His theme was that far too much ground has been yielded to the mantra that our economic future lies in service industries, particularly financial, and that it is time (or long past time) to use of the power of the state to defend what’s left of UK manufacturing.
No matter who said this, whether about the UK or Scotland, it would be sensible and timely. If Brexit happens, there will be a different context in which to make policy decisions. Even without Brexit, there is plenty room for reappraisal.
Corbyn argued that vast sums of public money are spent on procurement outside the UK, on the basis of cost, when much of it could nurture business, enterprise and jobs in the UK. He gave defence contracts, railway rolling-stock and – inevitably – passports as obvious examples.
There is nothing new about “Make it in Britain” campaigns and nor will there be anything new about the challenges of implementation. What struck me as extraordinary was the arrogance of the response which Corbyn encountered, particularly from the pro-EU commentariat.
They quickly formed a lazy consensus that by speaking of British jobs and manufacturing, Corbyn was putting himself in the same “economic nationalist” category as Trump and UKIP. On that basis, his argument could not only be dismissed but sneered at without the inconvenience of dealing with substance.
Nicola Sturgeon tweeted – quite falsely – that Corbyn had “peddled falsehoods about migrants (which) is what we expect from the Tories and UKIP”. In fact, Corbyn made no mention of migrants but pointed out that outsourcing British (including Scottish) jobs has often been to countries where low pay prevails. Does Ms Sturgeon approve?
It was a masterclass in the attitudes that have done much to fuel working-class resentment of the EU and an elite who can see no wrong in it. They either never knew or have long forgotten that the Treaty of Rome’s fundamental objective was to facilitate free movement of capital, regardless of implications for jobs and industries.
One can contend this was a price worth paying or that passage of time has created more pluses than minuses. That is very different, however, from a complete refusal to acknowledge that EU downsides exist, have always existed and may be capable of partial correction via the current upheaval.
One piece of history powerfully illustrates the validity of Corbyn’s point. In the 1970s, the Offshore Supplies Office was established with the objective of securing 70 per cent of the North Sea supply chain for UK companies. It was a success story to which the Scottish economy still owes much today. Hundreds of companies were then in a position to spread their wings elsewhere.
Compare that record with the lamentable failure to turn the Scottish renewables industry into the “second industrial revolution” we were promised. By citing EU procurement rules, the companies that should have underpinned that industry – notably Ibiderola and SSE – simply refused to do so, while shovelling up vast subsidies.

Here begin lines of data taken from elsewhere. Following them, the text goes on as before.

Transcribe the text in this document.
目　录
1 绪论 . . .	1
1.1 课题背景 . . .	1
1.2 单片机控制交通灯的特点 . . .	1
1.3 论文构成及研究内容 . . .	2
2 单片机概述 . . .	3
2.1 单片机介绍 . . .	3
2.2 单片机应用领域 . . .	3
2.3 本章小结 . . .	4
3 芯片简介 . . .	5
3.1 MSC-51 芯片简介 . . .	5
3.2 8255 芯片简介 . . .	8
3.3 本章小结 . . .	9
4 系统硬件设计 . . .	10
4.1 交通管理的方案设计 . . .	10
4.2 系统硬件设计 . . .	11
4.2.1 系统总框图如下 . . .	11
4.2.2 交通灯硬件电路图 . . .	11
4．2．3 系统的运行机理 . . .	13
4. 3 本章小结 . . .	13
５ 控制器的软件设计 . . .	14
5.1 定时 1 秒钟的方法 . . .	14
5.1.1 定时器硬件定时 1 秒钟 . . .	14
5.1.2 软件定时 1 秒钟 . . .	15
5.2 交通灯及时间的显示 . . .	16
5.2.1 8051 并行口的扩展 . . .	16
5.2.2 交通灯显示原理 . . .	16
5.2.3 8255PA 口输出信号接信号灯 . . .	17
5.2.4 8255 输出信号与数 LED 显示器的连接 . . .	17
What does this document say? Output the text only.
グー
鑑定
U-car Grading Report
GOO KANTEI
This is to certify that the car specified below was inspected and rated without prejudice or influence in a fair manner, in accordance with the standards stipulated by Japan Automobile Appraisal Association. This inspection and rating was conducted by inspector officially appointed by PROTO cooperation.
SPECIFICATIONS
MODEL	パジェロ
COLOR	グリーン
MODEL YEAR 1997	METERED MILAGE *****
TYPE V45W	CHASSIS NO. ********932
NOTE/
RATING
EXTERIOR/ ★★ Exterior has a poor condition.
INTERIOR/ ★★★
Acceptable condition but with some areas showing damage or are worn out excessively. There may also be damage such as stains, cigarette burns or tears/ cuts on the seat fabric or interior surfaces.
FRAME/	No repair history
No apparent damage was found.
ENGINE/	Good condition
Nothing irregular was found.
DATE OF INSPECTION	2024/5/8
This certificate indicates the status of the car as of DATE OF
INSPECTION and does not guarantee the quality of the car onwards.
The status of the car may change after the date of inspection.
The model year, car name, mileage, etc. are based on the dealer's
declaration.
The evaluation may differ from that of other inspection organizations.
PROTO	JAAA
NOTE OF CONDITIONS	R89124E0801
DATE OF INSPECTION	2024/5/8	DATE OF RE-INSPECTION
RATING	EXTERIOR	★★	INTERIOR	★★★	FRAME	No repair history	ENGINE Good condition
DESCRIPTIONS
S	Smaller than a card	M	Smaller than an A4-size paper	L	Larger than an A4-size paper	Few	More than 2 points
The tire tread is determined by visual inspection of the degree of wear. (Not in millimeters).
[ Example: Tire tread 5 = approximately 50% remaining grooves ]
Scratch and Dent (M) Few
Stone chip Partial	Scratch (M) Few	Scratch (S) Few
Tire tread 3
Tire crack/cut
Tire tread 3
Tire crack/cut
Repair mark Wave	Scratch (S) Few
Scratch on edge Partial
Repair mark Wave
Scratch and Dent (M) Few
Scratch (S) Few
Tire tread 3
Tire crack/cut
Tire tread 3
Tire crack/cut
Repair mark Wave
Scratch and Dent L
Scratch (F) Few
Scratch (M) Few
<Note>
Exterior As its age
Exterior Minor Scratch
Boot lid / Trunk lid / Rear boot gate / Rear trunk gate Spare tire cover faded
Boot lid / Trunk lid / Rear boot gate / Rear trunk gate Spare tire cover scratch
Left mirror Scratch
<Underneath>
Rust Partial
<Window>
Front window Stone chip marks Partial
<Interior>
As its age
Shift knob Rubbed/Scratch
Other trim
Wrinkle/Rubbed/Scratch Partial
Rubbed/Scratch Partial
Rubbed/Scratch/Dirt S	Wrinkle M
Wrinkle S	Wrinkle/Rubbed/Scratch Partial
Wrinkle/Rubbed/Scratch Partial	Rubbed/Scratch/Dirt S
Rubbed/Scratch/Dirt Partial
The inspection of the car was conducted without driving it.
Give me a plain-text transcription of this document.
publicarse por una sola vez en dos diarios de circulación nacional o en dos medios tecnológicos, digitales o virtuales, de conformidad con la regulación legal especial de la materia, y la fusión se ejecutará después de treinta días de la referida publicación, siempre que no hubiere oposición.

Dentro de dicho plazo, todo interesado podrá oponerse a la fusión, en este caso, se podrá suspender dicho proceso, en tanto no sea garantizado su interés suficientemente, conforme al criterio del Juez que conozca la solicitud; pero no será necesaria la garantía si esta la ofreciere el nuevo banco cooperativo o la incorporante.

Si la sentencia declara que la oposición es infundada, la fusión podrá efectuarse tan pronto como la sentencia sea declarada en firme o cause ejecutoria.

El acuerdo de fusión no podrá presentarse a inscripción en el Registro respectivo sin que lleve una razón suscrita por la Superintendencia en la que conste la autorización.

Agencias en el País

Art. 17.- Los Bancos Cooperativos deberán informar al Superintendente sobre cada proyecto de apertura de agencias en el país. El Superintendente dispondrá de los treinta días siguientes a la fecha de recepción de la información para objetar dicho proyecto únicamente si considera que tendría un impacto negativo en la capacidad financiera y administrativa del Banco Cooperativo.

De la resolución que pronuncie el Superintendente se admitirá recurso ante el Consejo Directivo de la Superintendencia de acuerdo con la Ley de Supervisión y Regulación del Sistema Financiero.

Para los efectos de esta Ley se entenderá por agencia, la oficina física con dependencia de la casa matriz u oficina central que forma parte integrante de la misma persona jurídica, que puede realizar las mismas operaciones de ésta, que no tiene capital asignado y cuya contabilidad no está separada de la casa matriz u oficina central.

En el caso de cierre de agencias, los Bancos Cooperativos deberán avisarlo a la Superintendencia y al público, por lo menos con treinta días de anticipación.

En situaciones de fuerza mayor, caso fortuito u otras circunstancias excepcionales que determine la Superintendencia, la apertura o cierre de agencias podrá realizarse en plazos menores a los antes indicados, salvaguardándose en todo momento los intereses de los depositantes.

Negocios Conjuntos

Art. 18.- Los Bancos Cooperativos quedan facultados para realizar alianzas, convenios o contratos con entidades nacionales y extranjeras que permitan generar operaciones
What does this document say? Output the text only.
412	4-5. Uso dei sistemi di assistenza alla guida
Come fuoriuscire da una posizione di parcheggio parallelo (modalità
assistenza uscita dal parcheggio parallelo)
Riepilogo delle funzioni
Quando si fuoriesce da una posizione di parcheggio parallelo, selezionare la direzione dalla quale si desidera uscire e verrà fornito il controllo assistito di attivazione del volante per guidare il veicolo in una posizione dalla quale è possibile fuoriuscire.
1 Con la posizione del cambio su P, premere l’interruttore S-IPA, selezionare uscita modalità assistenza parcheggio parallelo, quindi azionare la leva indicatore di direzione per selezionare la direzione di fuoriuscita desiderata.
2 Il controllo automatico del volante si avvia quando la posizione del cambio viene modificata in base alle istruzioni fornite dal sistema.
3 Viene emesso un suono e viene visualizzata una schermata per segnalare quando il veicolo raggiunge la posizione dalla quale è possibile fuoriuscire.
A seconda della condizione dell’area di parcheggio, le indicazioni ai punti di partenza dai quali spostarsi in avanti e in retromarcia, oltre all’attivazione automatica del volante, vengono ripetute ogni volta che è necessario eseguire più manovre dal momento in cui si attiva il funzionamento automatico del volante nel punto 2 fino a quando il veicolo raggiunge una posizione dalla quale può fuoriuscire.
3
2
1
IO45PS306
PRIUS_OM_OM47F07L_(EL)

I believe far more could have been done to pressurise these companies into toeing the line, as an OSO certainly would have. The least that can be said is that there are reasonable grounds for linking publicly subsidised power generation to a requirement for local content, just as happened in the North Sea long before devolution was heard of.
As in most things, there is a balance to be struck between the reasonable self-interest of any country defending its own industrial base and the demands of free trade and the benefits it brings. Corbyn’s contention is that the balance needs redressing and public procurement policy is one instrument through which this can be achieved.
Looking at the sad decline of Scottish manufacturing industry over the past few decades, I find that a very difficult proposition to dissent from. Or maybe we really are happier crossing bridges made from Chinese steel and looking out on Spanish wind turbines?